И вновь никакого ответа. Услышать бы хоть от кого-нибудь хоть что-то! Что-нибудь оскорбительное, что-нибудь разоблачающее, что-нибудь невыносимо ужасное, ради бога! Но никого нет, я один. Нет ответа. Какая жалость.
На следующее утро «Уайнсбургский орел» в «двойном» субботнем выпуске самым подробным образом расписал события метельной ночи в кампусе и объявил Элвина Эйерса-младшего, несостоявшегося выпускника 1952 года, единственную жертву ночной бури, главным зачинщиком налета на женские общежития, который погиб в катастрофе, когда вслепую помчался на светофор, пытаясь скрыться от преследующей его полиции, — полнейший вздор, разумеется, публично опровергнутый уже через сутки, однако не раньше, чем эту небылицу успели перепечатать на первой полосе в одной из газет его родного Цинциннати, а именно в «Цинциннати инквайрер».

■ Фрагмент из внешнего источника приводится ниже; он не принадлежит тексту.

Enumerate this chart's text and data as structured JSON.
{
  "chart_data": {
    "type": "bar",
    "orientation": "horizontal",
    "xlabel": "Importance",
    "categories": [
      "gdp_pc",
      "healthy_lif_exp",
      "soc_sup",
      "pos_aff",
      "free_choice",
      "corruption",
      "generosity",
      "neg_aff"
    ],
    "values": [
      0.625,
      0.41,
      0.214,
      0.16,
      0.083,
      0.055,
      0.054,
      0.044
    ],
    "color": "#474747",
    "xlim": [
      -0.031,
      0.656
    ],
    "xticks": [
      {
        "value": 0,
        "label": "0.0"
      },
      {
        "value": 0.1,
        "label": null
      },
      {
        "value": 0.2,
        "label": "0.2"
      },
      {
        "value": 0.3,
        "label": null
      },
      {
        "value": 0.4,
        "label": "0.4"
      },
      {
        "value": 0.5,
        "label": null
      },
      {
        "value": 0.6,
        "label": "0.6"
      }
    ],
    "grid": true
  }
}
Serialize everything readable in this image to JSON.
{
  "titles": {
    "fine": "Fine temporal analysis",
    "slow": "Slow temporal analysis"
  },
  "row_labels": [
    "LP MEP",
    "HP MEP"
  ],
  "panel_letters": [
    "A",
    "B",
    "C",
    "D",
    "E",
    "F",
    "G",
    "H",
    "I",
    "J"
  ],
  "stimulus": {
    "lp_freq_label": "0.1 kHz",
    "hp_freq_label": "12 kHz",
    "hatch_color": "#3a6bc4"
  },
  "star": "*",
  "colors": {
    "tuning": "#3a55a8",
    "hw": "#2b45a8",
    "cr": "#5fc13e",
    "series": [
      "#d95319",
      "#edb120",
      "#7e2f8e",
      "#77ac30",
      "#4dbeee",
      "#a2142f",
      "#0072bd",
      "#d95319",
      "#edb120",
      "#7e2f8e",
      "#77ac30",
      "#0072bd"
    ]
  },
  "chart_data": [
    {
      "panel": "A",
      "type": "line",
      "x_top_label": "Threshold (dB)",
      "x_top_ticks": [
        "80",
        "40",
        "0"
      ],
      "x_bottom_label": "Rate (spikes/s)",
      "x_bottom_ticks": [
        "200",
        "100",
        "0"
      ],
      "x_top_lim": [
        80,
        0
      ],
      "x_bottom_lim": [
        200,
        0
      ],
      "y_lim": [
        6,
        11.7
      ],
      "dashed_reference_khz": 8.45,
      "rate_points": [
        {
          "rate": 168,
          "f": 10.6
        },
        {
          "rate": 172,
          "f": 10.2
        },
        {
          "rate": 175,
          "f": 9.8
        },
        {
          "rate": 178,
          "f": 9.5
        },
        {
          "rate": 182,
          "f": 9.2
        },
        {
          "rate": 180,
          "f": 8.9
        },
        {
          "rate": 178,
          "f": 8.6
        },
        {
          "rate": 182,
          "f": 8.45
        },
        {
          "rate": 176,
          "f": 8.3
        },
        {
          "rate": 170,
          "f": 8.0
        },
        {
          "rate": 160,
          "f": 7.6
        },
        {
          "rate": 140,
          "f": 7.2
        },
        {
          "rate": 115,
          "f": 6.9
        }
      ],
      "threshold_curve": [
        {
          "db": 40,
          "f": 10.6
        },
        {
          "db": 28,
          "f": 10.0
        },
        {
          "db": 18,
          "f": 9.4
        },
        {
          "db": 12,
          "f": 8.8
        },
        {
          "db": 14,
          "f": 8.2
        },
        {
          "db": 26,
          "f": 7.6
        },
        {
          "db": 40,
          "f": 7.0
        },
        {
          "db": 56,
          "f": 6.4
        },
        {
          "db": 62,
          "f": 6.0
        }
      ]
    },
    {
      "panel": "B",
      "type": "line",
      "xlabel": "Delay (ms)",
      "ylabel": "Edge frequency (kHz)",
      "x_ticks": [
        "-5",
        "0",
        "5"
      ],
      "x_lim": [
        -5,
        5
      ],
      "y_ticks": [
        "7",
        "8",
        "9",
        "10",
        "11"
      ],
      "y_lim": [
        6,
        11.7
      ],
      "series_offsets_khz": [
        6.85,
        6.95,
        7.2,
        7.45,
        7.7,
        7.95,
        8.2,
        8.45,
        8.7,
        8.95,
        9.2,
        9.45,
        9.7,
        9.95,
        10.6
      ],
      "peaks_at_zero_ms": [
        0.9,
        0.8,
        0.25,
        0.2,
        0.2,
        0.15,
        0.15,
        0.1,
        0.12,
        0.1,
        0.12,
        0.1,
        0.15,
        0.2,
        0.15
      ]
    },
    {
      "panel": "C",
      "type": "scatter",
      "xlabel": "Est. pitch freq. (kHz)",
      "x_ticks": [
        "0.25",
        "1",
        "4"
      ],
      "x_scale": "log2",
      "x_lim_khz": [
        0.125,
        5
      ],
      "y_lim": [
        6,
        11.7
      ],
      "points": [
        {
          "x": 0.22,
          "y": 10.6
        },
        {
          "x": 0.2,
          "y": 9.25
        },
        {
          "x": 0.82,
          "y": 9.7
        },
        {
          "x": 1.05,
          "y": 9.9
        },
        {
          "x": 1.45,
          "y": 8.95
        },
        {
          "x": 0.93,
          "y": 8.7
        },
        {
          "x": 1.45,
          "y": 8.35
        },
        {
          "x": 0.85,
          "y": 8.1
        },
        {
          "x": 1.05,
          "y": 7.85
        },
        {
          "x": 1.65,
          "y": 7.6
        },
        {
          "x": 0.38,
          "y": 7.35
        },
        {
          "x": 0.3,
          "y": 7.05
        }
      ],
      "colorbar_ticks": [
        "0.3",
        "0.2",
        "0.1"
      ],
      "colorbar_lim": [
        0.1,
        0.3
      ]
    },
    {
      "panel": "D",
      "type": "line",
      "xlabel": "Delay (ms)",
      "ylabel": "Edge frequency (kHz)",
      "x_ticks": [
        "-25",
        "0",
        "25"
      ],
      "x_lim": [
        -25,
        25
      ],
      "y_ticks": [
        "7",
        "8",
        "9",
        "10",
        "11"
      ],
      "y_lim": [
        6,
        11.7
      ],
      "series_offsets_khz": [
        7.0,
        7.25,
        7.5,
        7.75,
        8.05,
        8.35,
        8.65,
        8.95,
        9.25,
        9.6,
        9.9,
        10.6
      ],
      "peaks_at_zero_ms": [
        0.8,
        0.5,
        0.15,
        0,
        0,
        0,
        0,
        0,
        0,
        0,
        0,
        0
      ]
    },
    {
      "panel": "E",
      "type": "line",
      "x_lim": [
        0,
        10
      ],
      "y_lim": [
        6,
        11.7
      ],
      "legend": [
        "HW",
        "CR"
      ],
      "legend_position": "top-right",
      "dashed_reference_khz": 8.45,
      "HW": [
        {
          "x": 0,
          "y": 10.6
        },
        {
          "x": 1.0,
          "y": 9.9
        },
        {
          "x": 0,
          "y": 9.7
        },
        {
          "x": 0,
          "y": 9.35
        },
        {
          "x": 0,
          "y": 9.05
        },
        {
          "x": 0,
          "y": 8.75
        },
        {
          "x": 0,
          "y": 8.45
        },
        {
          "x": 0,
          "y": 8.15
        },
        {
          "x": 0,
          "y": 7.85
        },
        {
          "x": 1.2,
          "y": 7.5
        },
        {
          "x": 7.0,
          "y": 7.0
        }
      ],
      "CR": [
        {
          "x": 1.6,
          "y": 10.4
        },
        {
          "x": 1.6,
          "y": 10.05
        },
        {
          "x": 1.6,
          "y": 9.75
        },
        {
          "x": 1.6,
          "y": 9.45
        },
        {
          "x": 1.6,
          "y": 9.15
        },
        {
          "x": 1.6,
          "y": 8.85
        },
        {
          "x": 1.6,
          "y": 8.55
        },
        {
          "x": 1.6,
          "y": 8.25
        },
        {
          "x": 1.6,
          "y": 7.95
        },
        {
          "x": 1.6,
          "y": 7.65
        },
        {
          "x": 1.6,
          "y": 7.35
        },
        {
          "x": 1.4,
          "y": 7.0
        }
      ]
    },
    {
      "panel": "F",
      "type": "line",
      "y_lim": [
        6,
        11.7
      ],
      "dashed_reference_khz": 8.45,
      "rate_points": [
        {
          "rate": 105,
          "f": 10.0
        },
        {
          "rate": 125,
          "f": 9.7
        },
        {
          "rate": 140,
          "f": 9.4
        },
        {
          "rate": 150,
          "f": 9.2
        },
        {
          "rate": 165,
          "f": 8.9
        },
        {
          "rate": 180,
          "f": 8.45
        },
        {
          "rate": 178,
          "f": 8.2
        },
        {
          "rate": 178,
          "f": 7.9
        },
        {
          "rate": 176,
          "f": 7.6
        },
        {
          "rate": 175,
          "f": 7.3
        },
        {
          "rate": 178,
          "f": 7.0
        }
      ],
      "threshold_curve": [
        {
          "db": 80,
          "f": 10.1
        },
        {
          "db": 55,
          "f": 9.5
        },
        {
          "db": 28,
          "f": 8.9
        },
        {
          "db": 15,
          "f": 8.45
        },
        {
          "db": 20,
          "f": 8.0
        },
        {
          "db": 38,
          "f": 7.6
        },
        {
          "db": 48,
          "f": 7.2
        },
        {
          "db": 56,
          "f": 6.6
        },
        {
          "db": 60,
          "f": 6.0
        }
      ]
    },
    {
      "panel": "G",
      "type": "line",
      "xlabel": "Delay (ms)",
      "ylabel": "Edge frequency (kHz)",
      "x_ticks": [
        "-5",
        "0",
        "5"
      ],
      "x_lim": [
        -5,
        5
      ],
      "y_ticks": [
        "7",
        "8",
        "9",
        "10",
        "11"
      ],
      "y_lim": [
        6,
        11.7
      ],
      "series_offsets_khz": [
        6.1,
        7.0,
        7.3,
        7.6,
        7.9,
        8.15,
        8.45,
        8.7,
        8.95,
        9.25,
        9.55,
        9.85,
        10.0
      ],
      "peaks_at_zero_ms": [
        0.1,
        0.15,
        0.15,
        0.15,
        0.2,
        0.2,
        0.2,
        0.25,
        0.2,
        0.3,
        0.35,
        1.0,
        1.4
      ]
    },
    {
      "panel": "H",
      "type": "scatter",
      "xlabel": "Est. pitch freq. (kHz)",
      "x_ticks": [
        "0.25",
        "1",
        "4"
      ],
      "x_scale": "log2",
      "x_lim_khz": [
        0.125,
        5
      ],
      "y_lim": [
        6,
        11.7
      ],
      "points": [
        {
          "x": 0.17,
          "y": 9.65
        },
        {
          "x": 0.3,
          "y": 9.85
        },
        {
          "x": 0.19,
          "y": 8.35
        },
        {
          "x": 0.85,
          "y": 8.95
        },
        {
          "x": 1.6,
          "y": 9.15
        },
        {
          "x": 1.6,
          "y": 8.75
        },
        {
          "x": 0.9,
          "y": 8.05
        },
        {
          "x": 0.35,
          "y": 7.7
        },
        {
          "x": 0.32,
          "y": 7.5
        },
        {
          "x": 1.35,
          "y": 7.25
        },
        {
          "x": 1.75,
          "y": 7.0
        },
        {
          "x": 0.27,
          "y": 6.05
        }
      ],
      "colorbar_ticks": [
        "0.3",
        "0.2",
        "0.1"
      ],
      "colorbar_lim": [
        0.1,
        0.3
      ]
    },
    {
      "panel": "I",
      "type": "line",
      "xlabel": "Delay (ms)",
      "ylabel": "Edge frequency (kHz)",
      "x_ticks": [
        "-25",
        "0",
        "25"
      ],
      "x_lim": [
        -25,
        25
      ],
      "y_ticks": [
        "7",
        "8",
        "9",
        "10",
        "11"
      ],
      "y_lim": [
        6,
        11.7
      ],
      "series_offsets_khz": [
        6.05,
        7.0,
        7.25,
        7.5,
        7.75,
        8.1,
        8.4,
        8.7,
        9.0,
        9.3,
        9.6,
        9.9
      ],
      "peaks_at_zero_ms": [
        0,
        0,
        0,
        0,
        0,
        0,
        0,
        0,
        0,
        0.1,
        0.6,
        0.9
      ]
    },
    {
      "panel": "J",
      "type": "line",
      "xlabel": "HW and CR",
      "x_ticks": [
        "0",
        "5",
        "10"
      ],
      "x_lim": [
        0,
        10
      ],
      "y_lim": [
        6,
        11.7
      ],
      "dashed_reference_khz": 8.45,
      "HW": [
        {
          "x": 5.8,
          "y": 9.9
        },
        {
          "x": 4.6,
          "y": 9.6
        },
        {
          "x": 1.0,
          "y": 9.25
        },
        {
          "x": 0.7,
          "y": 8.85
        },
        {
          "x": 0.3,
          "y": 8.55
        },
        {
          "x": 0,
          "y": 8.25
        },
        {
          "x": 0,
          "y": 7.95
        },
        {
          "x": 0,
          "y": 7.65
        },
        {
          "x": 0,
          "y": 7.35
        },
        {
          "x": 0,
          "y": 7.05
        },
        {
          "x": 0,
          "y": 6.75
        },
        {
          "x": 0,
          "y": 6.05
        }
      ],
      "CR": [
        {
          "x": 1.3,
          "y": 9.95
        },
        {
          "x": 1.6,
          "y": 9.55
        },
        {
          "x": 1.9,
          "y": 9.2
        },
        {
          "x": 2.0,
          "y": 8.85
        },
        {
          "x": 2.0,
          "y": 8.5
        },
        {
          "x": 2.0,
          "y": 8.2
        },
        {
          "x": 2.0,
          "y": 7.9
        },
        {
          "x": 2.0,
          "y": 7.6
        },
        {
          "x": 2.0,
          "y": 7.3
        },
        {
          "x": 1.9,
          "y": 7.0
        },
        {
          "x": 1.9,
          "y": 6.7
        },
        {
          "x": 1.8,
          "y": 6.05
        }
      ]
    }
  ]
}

Тем же самым субботним утром, в семь часов, началось официальное расследование инцидента, по итогам которого было определено наказание для каждого признавшего свою вину первокурсника или второкурсника: в порядке трудовой повинности они должны были расчищать территорию колледжа специально закупленными лопатами, стоимость которых включили в индивидуальную смету расходов на следующий учебный семестр. Разбившись на бригады, штрафники принялись убирать снег с подъездных и пешеходных дорожек, а толщина его — минимум тридцать четыре дюйма — на отдельных участках доходила до шести футов. Каждой бригаде придали по бригадиру из старшекурсников (непременно из какой-нибудь спортивной команды) и по надсмотрщику из числа сотрудников кафедры физического воспитания. В то же самое время в кабинете декана Кодуэлла полным ходом продолжалось дознание. К вечеру одиннадцать студентов младших курсов — девять первокурсников и два второкурсника — были признаны зачинщиками и — невзирая на участие в исправительно-трудовых работах, а также вопреки мольбам родителей, надеявшихся, что возлюбленные сыночки, которые всего-то себе и позволили, что немного побуянить, отделаются временным отстранением от занятий (максимум на семестр), — моментально отчислены из колледжа без права восстановления. В числе исключенных оказались и те двое, что переломали себе конечности, выпрыгнув из окон женского общежития; призванные на суд и расправу в гипсе, оба (по рассказам очевидцев) со слезами на глазах бормотали трясущимися губами какие-то жалкие извинения. Но к пониманию, не говоря уж о пощаде, взывали они тщетно. На взгляд Кодуэлла, это были две крысы, которые бежали с тонущего корабля последними и ничего, кроме исключения, не заслуживали. Выгнали и тех семерых студентов, которые категорически отрицали свое участие в ночном налете, но были изобличены остальными во вранье, и таким образом общее число исключенных из колледжа достигло к понедельнику восемнадцати человек. «Меня не обманешь, — сказал им Кодуэлл. — Нечего и пытаться». И он не солгал: обмануть его было и впрямь нельзя. Никому. Даже мне, о чем я тогда еще не знал.